In the last couple of years we had an anti-pesticide law passed in Cuyahoga County, Ohio on county property.  We discovered this was going on at the last minute and could only testify against it at the third reading.  That’s way too late to stop things, but we wanted to go on record.  As the months progressed we came to an interesting insight.  The lawn care people and structure pest control people weren’t upset by this.  Why? 
I don’t know what the lawn care contract was before, or ended up being afterward, but the cost of a two year contract for the county’s structural pest control program was approximately $45,000.  After all the dust settled it ended up being approximately $145,000 for a two year contract.  And I have to believe any pest problems that might occur could be explained away far more easily than before. 
For many years I have been saying what we do isn’t a job, it’s a mission.  Maybe it isn’t after all! For many years I have been saying we are the thin gray line that mans the wall telling the world no one will harm you on my watch.  Maybe we aren’t after all! For many years I have been saying this should be treated as a moral issue, not a financial one.  Maybe I'm wrong about all of this! 

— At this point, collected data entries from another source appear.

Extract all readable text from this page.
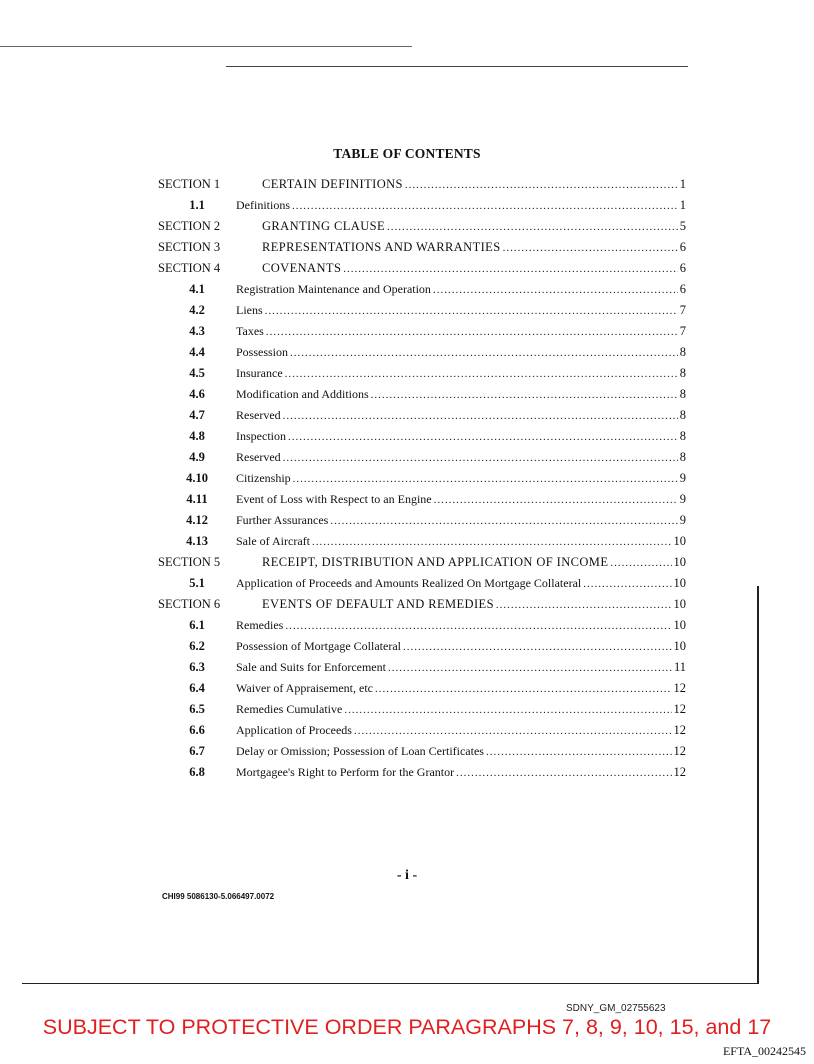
TABLE OF CONTENTS
SECTION 1	CERTAIN DEFINITIONS .....	1
1.1	Definitions .....	1
SECTION 2	GRANTING CLAUSE .....	5
SECTION 3	REPRESENTATIONS AND WARRANTIES .....	6
SECTION 4	COVENANTS .....	6
4.1	Registration Maintenance and Operation .....	6
4.2	Liens .....	7
4.3	Taxes .....	7
4.4	Possession .....	8
4.5	Insurance .....	8
4.6	Modification and Additions .....	8
4.7	Reserved .....	8
4.8	Inspection .....	8
4.9	Reserved .....	8
4.10	Citizenship .....	9
4.11	Event of Loss with Respect to an Engine .....	9
4.12	Further Assurances .....	9
4.13	Sale of Aircraft .....	10
SECTION 5	RECEIPT, DISTRIBUTION AND APPLICATION OF INCOME .....	10
5.1	Application of Proceeds and Amounts Realized On Mortgage Collateral .....	10
SECTION 6	EVENTS OF DEFAULT AND REMEDIES .....	10
6.1	Remedies .....	10
6.2	Possession of Mortgage Collateral .....	10
6.3	Sale and Suits for Enforcement .....	11
6.4	Waiver of Appraisement, etc .....	12
6.5	Remedies Cumulative .....	12
6.6	Application of Proceeds .....	12
6.7	Delay or Omission; Possession of Loan Certificates .....	12
6.8	Mortgagee's Right to Perform for the Grantor .....	12
- i -
CHI99 5086130-5.066497.0072
SDNY_GM_02755623
SUBJECT TO PROTECTIVE ORDER PARAGRAPHS 7, 8, 9, 10, 15, and 17
EFTA_00242545
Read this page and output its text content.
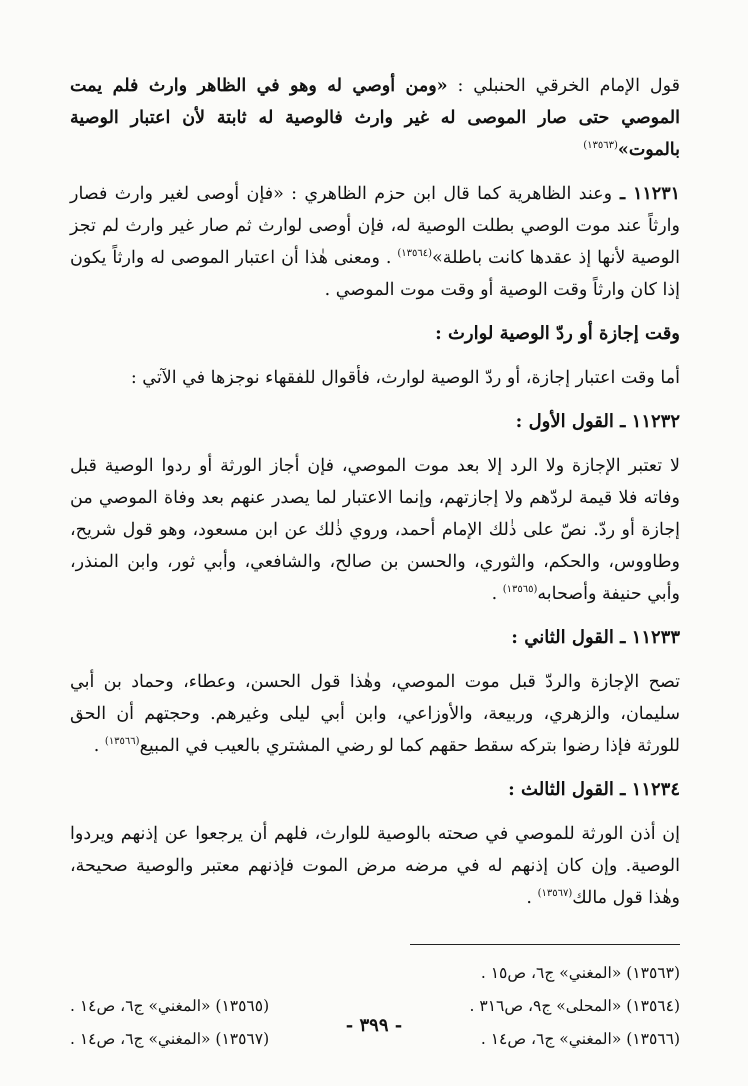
قول الإمام الخرقي الحنبلي : «ومن أوصي له وهو في الظاهر وارث فلم يمت الموصي حتى صار الموصى له غير وارث فالوصية له ثابتة لأن اعتبار الوصية بالموت»$^{(١٣٥٦٣)}$

١١٢٣١ ـ وعند الظاهرية كما قال ابن حزم الظاهري : «فإن أوصى لغير وارث فصار وارثاً عند موت الوصي بطلت الوصية له، فإن أوصى لوارث ثم صار غير وارث لم تجز الوصية لأنها إذ عقدها كانت باطلة»$^{(١٣٥٦٤)}$ . ومعنى هٰذا أن اعتبار الموصى له وارثاً يكون إذا كان وارثاً وقت الوصية أو وقت موت الموصي .

وقت إجازة أو ردّ الوصية لوارث :

أما وقت اعتبار إجازة، أو ردّ الوصية لوارث، فأقوال للفقهاء نوجزها في الآتي :

١١٢٣٢ ـ القول الأول :

لا تعتبر الإجازة ولا الرد إلا بعد موت الموصي، فإن أجاز الورثة أو ردوا الوصية قبل وفاته فلا قيمة لردّهم ولا إجازتهم، وإنما الاعتبار لما يصدر عنهم بعد وفاة الموصي من إجازة أو ردّ. نصّ على ذٰلك الإمام أحمد، وروي ذٰلك عن ابن مسعود، وهو قول شريح، وطاووس، والحكم، والثوري، والحسن بن صالح، والشافعي، وأبي ثور، وابن المنذر، وأبي حنيفة وأصحابه$^{(١٣٥٦٥)}$ .

١١٢٣٣ ـ القول الثاني :

تصح الإجازة والردّ قبل موت الموصي، وهٰذا قول الحسن، وعطاء، وحماد بن أبي سليمان، والزهري، وربيعة، والأوزاعي، وابن أبي ليلى وغيرهم. وحجتهم أن الحق للورثة فإذا رضوا بتركه سقط حقهم كما لو رضي المشتري بالعيب في المبيع$^{(١٣٥٦٦)}$ .

١١٢٣٤ ـ القول الثالث :

إن أذن الورثة للموصي في صحته بالوصية للوارث، فلهم أن يرجعوا عن إذنهم ويردوا الوصية. وإن كان إذنهم له في مرضه مرض الموت فإذنهم معتبر والوصية صحيحة، وهٰذا قول مالك$^{(١٣٥٦٧)}$ .

(١٣٥٦٣) «المغني» ج٦، ص١٥ .
(١٣٥٦٤) «المحلى» ج٩، ص٣١٦ .
(١٣٥٦٥) «المغني» ج٦، ص١٤ .
(١٣٥٦٦) «المغني» ج٦، ص١٤ .
(١٣٥٦٧) «المغني» ج٦، ص١٤ .
- ٣٩٩ -
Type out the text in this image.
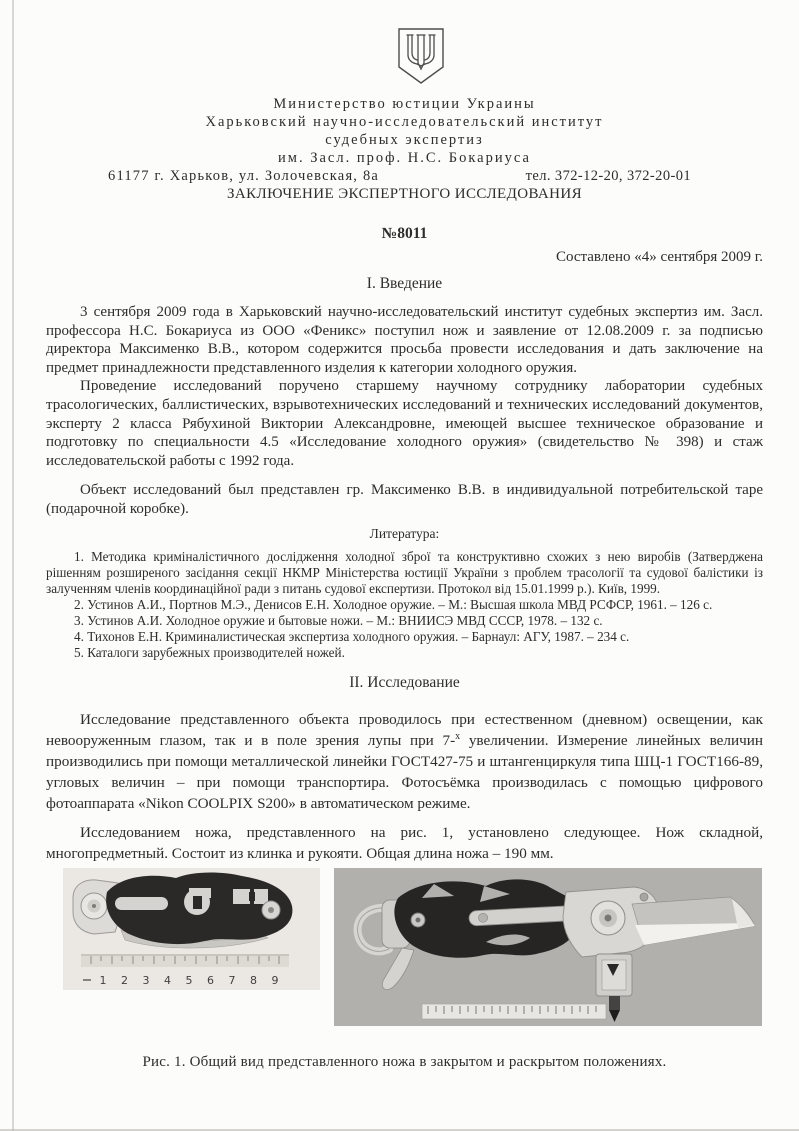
Министерство юстиции Украины
Харьковский научно-исследовательский институт
судебных экспертиз
им. Засл. проф. Н.С. Бокариуса
61177 г. Харьков, ул. Золочевская, 8а	тел. 372-12-20, 372-20-01
ЗАКЛЮЧЕНИЕ ЭКСПЕРТНОГО ИССЛЕДОВАНИЯ
№8011
Составлено «4» сентября 2009 г.
I. Введение

3 сентября 2009 года в Харьковский научно-исследовательский институт судебных экспертиз им. Засл. профессора Н.С. Бокариуса из ООО «Феникс» поступил нож и заявление от 12.08.2009 г. за подписью директора Максименко В.В., котором содержится просьба провести исследования и дать заключение на предмет принадлежности представленного изделия к категории холодного оружия.

Проведение исследований поручено старшему научному сотруднику лаборатории судебных трасологических, баллистических, взрывотехнических исследований и технических исследований документов, эксперту 2 класса Рябухиной Виктории Александровне, имеющей высшее техническое образование и подготовку по специальности 4.5 «Исследование холодного оружия» (свидетельство № 398) и стаж исследовательской работы с 1992 года.

Объект исследований был представлен гр. Максименко В.В. в индивидуальной потребительской таре (подарочной коробке).

Литература:

1. Методика криміналістичного дослідження холодної зброї та конструктивно схожих з нею виробів (Затверджена рішенням розширеного засідання секції НКМР Міністерства юстиції України з проблем трасології та судової балістики із залученням членів координаційної ради з питань судової експертизи. Протокол від 15.01.1999 р.). Київ, 1999.

2. Устинов А.И., Портнов М.Э., Денисов Е.Н. Холодное оружие. – М.: Высшая школа МВД РСФСР, 1961. – 126 с.

3. Устинов А.И. Холодное оружие и бытовые ножи. – М.: ВНИИСЭ МВД СССР, 1978. – 132 с.

4. Тихонов Е.Н. Криминалистическая экспертиза холодного оружия. – Барнаул: АГУ, 1987. – 234 с.

5. Каталоги зарубежных производителей ножей.

II. Исследование

Исследование представленного объекта проводилось при естественном (дневном) освещении, как невооруженным глазом, так и в поле зрения лупы при 7-$^х$ увеличении. Измерение линейных величин производились при помощи металлической линейки ГОСТ427-75 и штангенциркуля типа ШЦ-1 ГОСТ166-89, угловых величин – при помощи транспортира. Фотосъёмка производилась с помощью цифрового фотоаппарата «Nikon COOLPIX S200» в автоматическом режиме.

Исследованием ножа, представленного на рис. 1, установлено следующее. Нож складной, многопредметный. Состоит из клинка и рукояти. Общая длина ножа – 190 мм.

1 2 3 4 5 6 7 8 9
Рис. 1. Общий вид представленного ножа в закрытом и раскрытом положениях.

But one thing is clear to me.  At some point we will have to come to a point where all this is going to create a disaster.  We have bed bugs as a national plague, mosquitoes are carrying dengue fever right here in the U.S., and the tick population is increasing along with Lyme disease.  Does anyone think that getting rid of pesticides might – just might – have something to do with that?   
When disaster finally strikes I would like to know who will answer for it?